Pour un plus ample exposé des faits et des moyens des parties, il convient de se reporter à leurs dernières conclusions récapitulatives.
L'instruction a été clôturée par ordonnance du 19 mars 2026, pour l'affaire être plaidée le 9 avril suivant et mise en délibéré à ce jour sans que la SCP BTSG², assignée le 8 novembre 2024 à personne habilitée, ait constitué avocat.
SUR CE, LA COUR
Sur la recevabilité des demandes :
Les consorts [W] fondent leur action en nullité du contrat principal à la fois sur l'existence d'un dol et sur la méconnaissance des prescriptions d'ordre public du code de la consommation.
Une telle action en nullité se prescrit par 5 ans à compter du jour où les consorts [W] ont connu ou auraient dû connaître les faits leur permettant de l'exercer, ce conformément à l'article 2224 du code civil.
S'agissant du dol allégué, constitué pour les appelants par une promesse de rendement fallacieuse, le point de départ du délai quinquennal se situe au jour où les appelants ont pu découvrir que ladite promesse n'était pas tenue.
Comme l'a exactement énoncé le premier juge, par des motifs que la cour adopte, les consorts [W] ont été en mesure de connaître, dès la première année de production et au plus tard lors de la seconde année de production, soit en janvier 2015 au plus tard, à réception de la seconde facture de production qui permettait une comparaison, que la rentabilité attendue n'était pas atteinte. À compter de cette date, ils étaient parfaitement en mesure de mesurer le défaut de rendement qu'ils allèguent et la prescription a couru de sorte qu'au jour de la délivrance de l'assignation, les 8 et 11 avril 2022, l'action en nullité du contrat pour dol était prescrite.
Le jugement déféré est confirmé de ce chef.
Il en va en revanche différemment de leur demande en nullité fondée sur les irrégularités affectant le contrat de vente.
En application des articles L. 121-23 du code de la consommation dans sa rédaction applicable à l'espèce et 2224 du code civil, le point de départ du délai de prescription de l'action en annulation du contrat conclu dans le cadre d'un démarchage, fondée sur la méconnaissance par le professionnel de son obligation de faire figurer sur le contrat, à peine de nullité, les informations mentionnées à l'article L. 121-23 susvisé, se situe au jour où le consommateur a connu ou aurait dû connaître les défauts d'information affectant la validité du contrat.
La reproduction sur le contrat, même lisible, des dispositions du code de la consommation prescrivant le formalisme applicable à un contrat conclu dans le cadre d'un démarchage ne permet pas au consommateur d'avoir une connaissance effective du vice résultant de l'inobservation de ces dispositions (Civ.1 28 mai 2025 24-13.869 ; 24-15.353 et 24-13.702).

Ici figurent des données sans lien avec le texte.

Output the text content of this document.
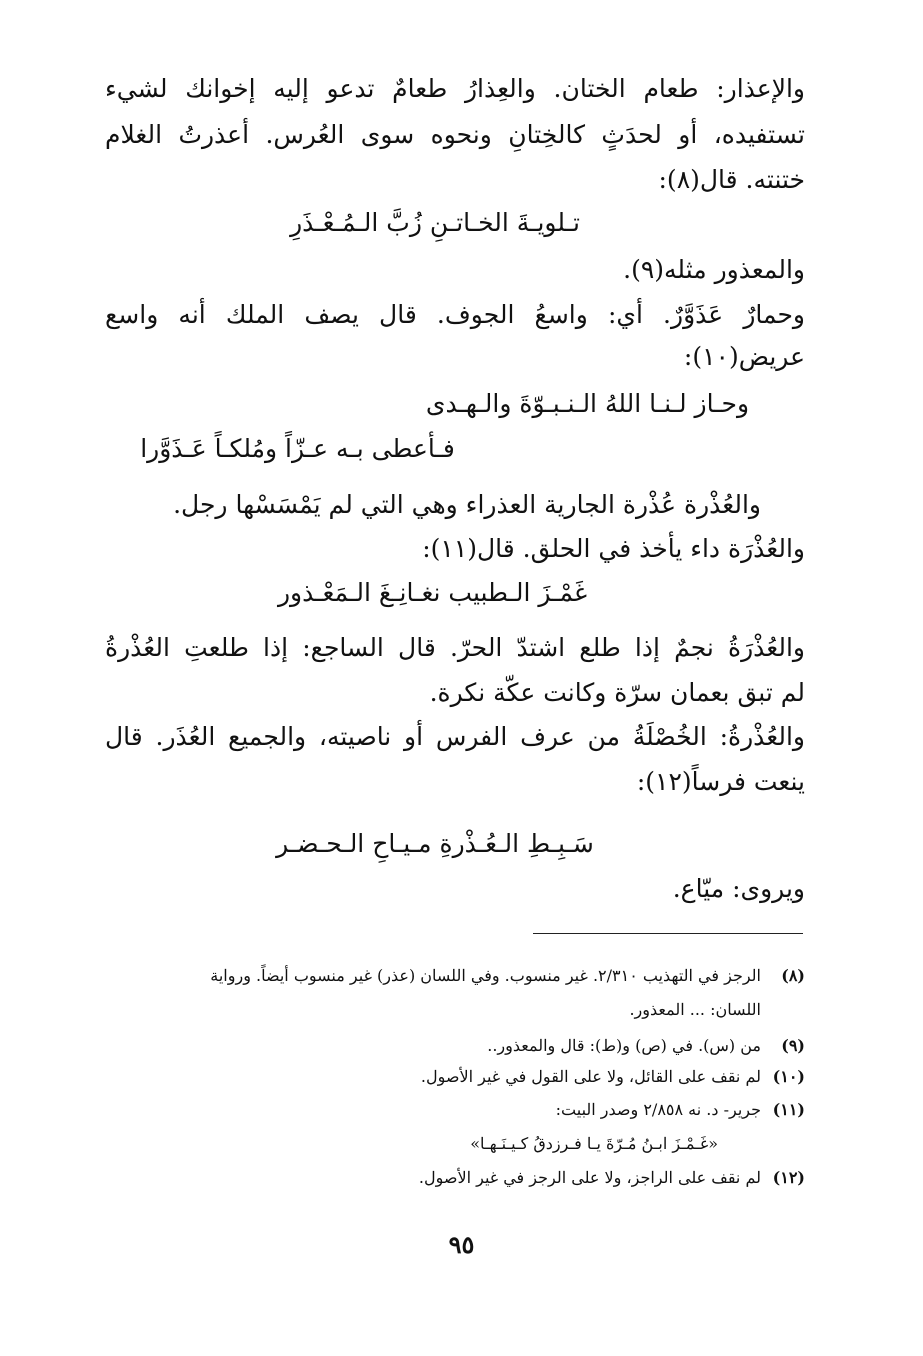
والإعذار: طعام الختان. والعِذارُ طعامٌ تدعو إليه إخوانك لشيء
تستفيده، أو لحدَثٍ كالخِتانِ ونحوه سوى العُرس. أعذرتُ الغلام
ختنته. قال(٨):
تـلويـةَ الخـاتـنِ زُبَّ الـمُـعْـذَرِ
والمعذور مثله(٩).
وحمارٌ عَذَوَّرٌ. أي: واسعُ الجوف. قال يصف الملك أنه واسع
عريض(١٠):
وحـاز لـنـا اللهُ الـنـبـوّةَ والـهـدى
فـأعطى بـه عـزّاً ومُلكـاً عَـذَوَّرا
والعُذْرة عُذْرة الجارية العذراء وهي التي لم يَمْسَسْها رجل.
والعُذْرَة داء يأخذ في الحلق. قال(١١):
غَمْـزَ الـطبيب نغـانِـغَ الـمَعْـذور
والعُذْرَةُ نجمٌ إذا طلع اشتدّ الحرّ. قال الساجع: إذا طلعتِ العُذْرةُ
لم تبق بعمان سرّة وكانت عكّة نكرة.
والعُذْرةُ: الخُصْلَةُ من عرف الفرس أو ناصيته، والجميع العُذَر. قال
ينعت فرساً(١٢):
سَـبِـطِ الـعُـذْرةِ مـيـاحِ الـحـضـر
ويروى: ميّاع.
(٨)
الرجز في التهذيب ٢/٣١٠. غير منسوب. وفي اللسان (عذر) غير منسوب أيضاً. ورواية
اللسان: ... المعذور.
(٩)
من (س). في (ص) و(ط): قال والمعذور..
(١٠)
لم نقف على القائل، ولا على القول في غير الأصول.
(١١)
جرير- د. نه ٢/٨٥٨ وصدر البيت:
«غَـمْـزَ ابـنُ مُـرّةَ يـا فـرزدقُ كـيـنَـهـا»
(١٢)
لم نقف على الراجز، ولا على الرجز في غير الأصول.
٩٥
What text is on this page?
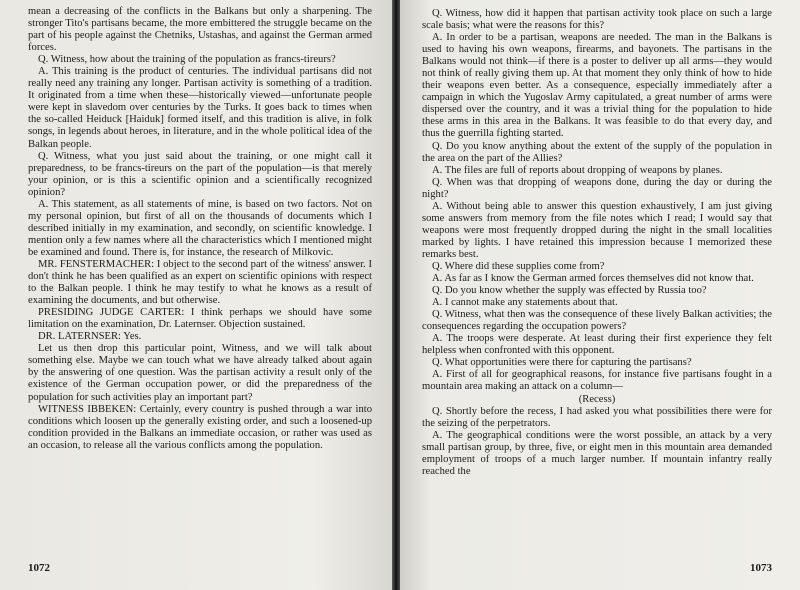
mean a decreasing of the conflicts in the Balkans but only a sharpening. The stronger Tito's partisans became, the more embittered the struggle became on the part of his people against the Chetniks, Ustashas, and against the German armed forces.

Q. Witness, how about the training of the population as francs-tireurs?

A. This training is the product of centuries. The individual partisans did not really need any training any longer. Partisan activity is something of a tradition. It originated from a time when these—historically viewed—unfortunate people were kept in slavedom over centuries by the Turks. It goes back to times when the so-called Heiduck [Haiduk] formed itself, and this tradition is alive, in folk songs, in legends about heroes, in literature, and in the whole political idea of the Balkan people.

Q. Witness, what you just said about the training, or one might call it preparedness, to be francs-tireurs on the part of the population—is that merely your opinion, or is this a scientific opinion and a scientifically recognized opinion?

A. This statement, as all statements of mine, is based on two factors. Not on my personal opinion, but first of all on the thousands of documents which I described initially in my examination, and secondly, on scientific knowledge. I mention only a few names where all the characteristics which I mentioned might be examined and found. There is, for instance, the research of Milkovic.

MR. FENSTERMACHER: I object to the second part of the witness' answer. I don't think he has been qualified as an expert on scientific opinions with respect to the Balkan people. I think he may testify to what he knows as a result of examining the documents, and but otherwise.

PRESIDING JUDGE CARTER: I think perhaps we should have some limitation on the examination, Dr. Laternser. Objection sustained.

DR. LATERNSER: Yes.

Let us then drop this particular point, Witness, and we will talk about something else. Maybe we can touch what we have already talked about again by the answering of one question. Was the partisan activity a result only of the existence of the German occupation power, or did the preparedness of the population for such activities play an important part?

WITNESS IBBEKEN: Certainly, every country is pushed through a war into conditions which loosen up the generally existing order, and such a loosened-up condition provided in the Balkans an immediate occasion, or rather was used as an occasion, to release all the various conflicts among the population.

1072

Q. Witness, how did it happen that partisan activity took place on such a large scale basis; what were the reasons for this?

A. In order to be a partisan, weapons are needed. The man in the Balkans is used to having his own weapons, firearms, and bayonets. The partisans in the Balkans would not think—if there is a poster to deliver up all arms—they would not think of really giving them up. At that moment they only think of how to hide their weapons even better. As a consequence, especially immediately after a campaign in which the Yugoslav Army capitulated, a great number of arms were dispersed over the country, and it was a trivial thing for the population to hide these arms in this area in the Balkans. It was feasible to do that every day, and thus the guerrilla fighting started.

Q. Do you know anything about the extent of the supply of the population in the area on the part of the Allies?

A. The files are full of reports about dropping of weapons by planes.

Q. When was that dropping of weapons done, during the day or during the night?

A. Without being able to answer this question exhaustively, I am just giving some answers from memory from the file notes which I read; I would say that weapons were most frequently dropped during the night in the small localities marked by lights. I have retained this impression because I memorized these remarks best.

Q. Where did these supplies come from?

A. As far as I know the German armed forces themselves did not know that.

Q. Do you know whether the supply was effected by Russia too?

A. I cannot make any statements about that.

Q. Witness, what then was the consequence of these lively Balkan activities; the consequences regarding the occupation powers?

A. The troops were desperate. At least during their first experience they felt helpless when confronted with this opponent.

Q. What opportunities were there for capturing the partisans?

A. First of all for geographical reasons, for instance five partisans fought in a mountain area making an attack on a column—

(Recess)

Q. Shortly before the recess, I had asked you what possibilities there were for the seizing of the perpetrators.

A. The geographical conditions were the worst possible, an attack by a very small partisan group, by three, five, or eight men in this mountain area demanded employment of troops of a much larger number. If mountain infantry really reached the

1073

C'est donc à tort que le premier juge, se fondant exclusivement sur la reproduction des textes d'ordre public sur le bon de commande, a fixé le point de départ du délai de prescription de l'action en nullité au jour de la signature du bon de commande. Il en va de même de la faute qu'aurait commise la banque dans la délivrance des fonds en ne vérifiant pas la régularité formelle du contrat, le délai de prescription ne pouvant être différent de celui concernant l'action en nullité fondée sur les irrégularités affectant le contrat de vente.
Faute pour la SA BNP Paribas, qui a la charge de la preuve sur ce point, de justifier d'un quelconque élément permettant de considérer que les appelants ont eu une connaissance effective des vices affectant le bon de commande, ne résultant pas de la reproduction des dispositions du code de la consommation, l'action engagée par acte du 24 octobre 2022 n'est pas prescrite et est recevable, le jugement déféré étant infirmé de ce chef.
Sur la demande en nullité du contrat principal pour non-respect des dispositions du code de la consommation :
Il résulte de l'article L 121-23 du code de la consommation dans sa version applicable aux faits de l'espèce que le contrat signé dans le cadre d'un démarchage à domicile doit comporter, à peine de nullité, diverses mentions dont :
- la désignation précise de la nature et des caractéristiques des biens offerts ou des services proposés,
- les conditions d'exécution du contrat, notamment les modalités et le délai de livraison des biens, ou d'exécution de la prestation de services,
- le prix global à payer et les modalités de paiement ; en cas de vente à tempérament ou de vente à crédit, les formes exigées par la réglementation sur la vente à crédit, ainsi que le taux nominal de l'intérêt et le taux effectif global de l'intérêt.
En l'espèce, le bon de commande ne comporte aucune désignation précise des éléments à installer notamment le nombre et la surface occupée par les panneaux solaires ainsi que leur prix unitaire. Sont également absentes les mentions relatives aux conditions d'exécution des travaux et notamment les délais et modalités de livraison, seul un délai de 6 semaines étant mentionné, sans autre précision, en violation des dispositions d'ordre public précitées.
Ces manquements du vendeur aux prescriptions du code de la consommation suffisent à entacher de nullité le contrat de vente signé par M. [W] et Mme [I], sans même qu'il soit nécessaire d'examiner les autres moyens de nullité soutenus.
La SA BNP Paribas, qui s'en rapporte à justice sur les violations des dispositions du code de la consommation, soutient que les appelants ont en tout état de cause confirmé le contrat.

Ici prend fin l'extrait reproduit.